Featured: Catalytic Capital
More than a dozen climate and biodiversity collaboratives advance system-change in Latin America. Actors with different mandates, time horizons and risk appetites – but common objectives – are blending their capital to support biodiversity protection and climate resilience in Latin America. “Climate change, biodiversity loss, inequality and financing gaps are deeply interconnected. No single organization, investor or source of capital can address them alone,” Paula Ramirez of Latimpacto, the regional network of impact investors, writes in a guest post. Ramirez highlights more than a dozen examples of multistakeholder partnerships across the region, mapped by Latimpacto. It may seem obvious, she says, "but partnerships are one of the most effective ways to move from isolated interventions to systemic change.”
Dealflow: Valuing Aging
Ana Care raises seed funding to formalize homecare for seniors in Latin America. Informal workers provide much of the home care needed by Latin America's seniors. Mexican startup Ana Care is working to formalize elder homecare with scheduling, caregiver training and digital payments, as well as AI-powered patient monitoring. The company raised early funding from Impact Ventures PSM's seed fund, a $5 million impact vehicle managed by Chile-based Impacta VC. “By professionalizing, training and supporting caregivers through AI, the company improves health outcomes, reduces costs for families, and strengthens a sector essential to Latin America's future,” IVPSM’s Octaviano Couttolenc said. Financial terms were not disclosed.
Signals: Gender Smart
Closing the gender gap in Latin America's mobile workforce. Women are out in the field across Latin America, delivering goods, installing solar panels, providing community-based services and keeping infrastructure running. Yet jobs with the highest pay, technical certifications and supervisory responsibility remain overwhelmingly male. For Bogotá-based ALIVE Ventures, closing the gender gap is an opportunity to bridge the skills gap as well. ALIVE found that expanding women's access to technical and supervisory roles can help portfolio companies strengthen hiring, reduce turnover and build more resilient businesses in addition to better economic opportunities for women.
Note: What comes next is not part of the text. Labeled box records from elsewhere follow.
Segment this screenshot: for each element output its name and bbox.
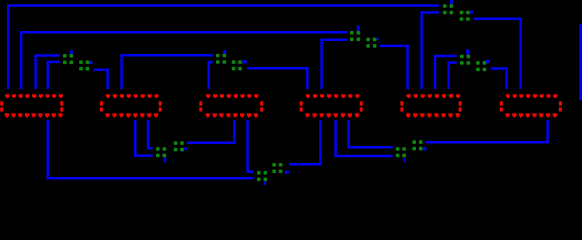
wire net25 C7.B2-IC6.p12 bbox=[425, 120, 547, 142]
wire stub C1.A2 bbox=[70, 50, 73, 55]
wire stub C6.A4 bbox=[164, 157, 167, 162]
wire stub C8.B4 bbox=[285, 171, 289, 174]
DIP package IC3 bbox=[199, 94, 263, 117]
component C2 pads bbox=[216, 54, 242, 71]
wire net10 C3.B4-IC5.p2 bbox=[380, 46, 408, 89]
wire stub C8.A4 bbox=[264, 181, 267, 185]
wire stub C7.B4 bbox=[423, 147, 427, 150]
wire stub C5.A2 bbox=[466, 49, 469, 55]
wire net7 IC3.p2-C2.A3 bbox=[209, 62, 213, 89]
wire stub C3.B2 bbox=[376, 38, 378, 40]
wire net5 C1.B4-IC2.p2 bbox=[94, 70, 108, 89]
wire net16 C5.B4-IC6.p4 bbox=[491, 69, 507, 90]
wire net3 IC1.p5-C1.A1 bbox=[36, 56, 60, 90]
component C6 pads bbox=[156, 141, 184, 157]
wire net1 IC1.p1-C4.A1 bbox=[8, 6, 439, 90]
component C5 pads bbox=[460, 55, 486, 72]
wire net23 IC4.p14-C7.A3 bbox=[336, 120, 393, 156]
DIP package IC5 bbox=[400, 94, 461, 117]
wire stub C4.A2 bbox=[450, 0, 453, 4]
component C7 pads bbox=[396, 140, 423, 157]
wire stub C5.B2 bbox=[485, 60, 490, 63]
wire net19 IC2.p15-C6.A1 bbox=[148, 120, 153, 148]
component C8 pads bbox=[257, 163, 282, 181]
wire net21 IC3.p14-C8.A1 bbox=[248, 120, 254, 172]
wire stub C2.A2 bbox=[223, 50, 226, 54]
wire net8 C2.B4-IC4.p2 bbox=[247, 68, 307, 89]
wire net2 IC1.p3-C3.A1 bbox=[21, 32, 347, 89]
wire stub C6.B4 bbox=[183, 148, 187, 150]
wire net20 C6.B2-IC3.p12 bbox=[187, 120, 235, 143]
wire net11 IC5.p4-C4.A3 bbox=[422, 13, 439, 90]
wire net13 right dead-end bbox=[579, 24, 582, 100]
wire stub C7.A4 bbox=[403, 158, 405, 163]
wire net17 IC1.p12-C8.A3 bbox=[48, 120, 254, 178]
DIP package IC2 bbox=[100, 94, 162, 117]
wire stub C4.B2 bbox=[470, 11, 473, 14]
wire stub C1.B2 bbox=[89, 61, 93, 64]
DIP package IC6 bbox=[500, 94, 562, 117]
wire net4 IC1.p7-C1.A3 bbox=[48, 62, 60, 89]
wire net24 IC4.p16-C7.A1 bbox=[349, 120, 393, 147]
wire net9 IC4.p4-C3.A3 bbox=[322, 40, 348, 89]
wire net14 IC5.p6-C5.A1 bbox=[435, 56, 457, 89]
wire stub C3.A2 bbox=[357, 25, 360, 31]
wire net22 C8.B2-IC4.p12 bbox=[289, 120, 320, 164]
wire net15 IC5.p8-C5.A3 bbox=[449, 63, 457, 89]
wire stub C2.B2 bbox=[242, 60, 247, 63]
component C1 pads bbox=[63, 54, 89, 71]
DIP package IC1 bbox=[0, 94, 63, 117]
wire net12 C4.B4-IC6.p2 bbox=[474, 19, 521, 89]
wire net6 IC2.p4-C2.A1 bbox=[122, 55, 213, 89]
component C3 pads bbox=[350, 31, 376, 48]
DIP package IC4 bbox=[300, 94, 363, 117]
Agents of Impact: Follow the Talent
IDB Invest’s Aldo Malpartida will become head of infrastructure and energy for the Caribbean. The development finance group seeks an environmental and social senior officer in Brazil, and an investment officer for infrastructure and energy in the Caribbean… Amazonia Impact Ventures seeks a financial management specialist for Brazil nut cooperatives… The ImPact is looking for a Latin America-focused community manager… Patria is on the hunt for an ESG associate.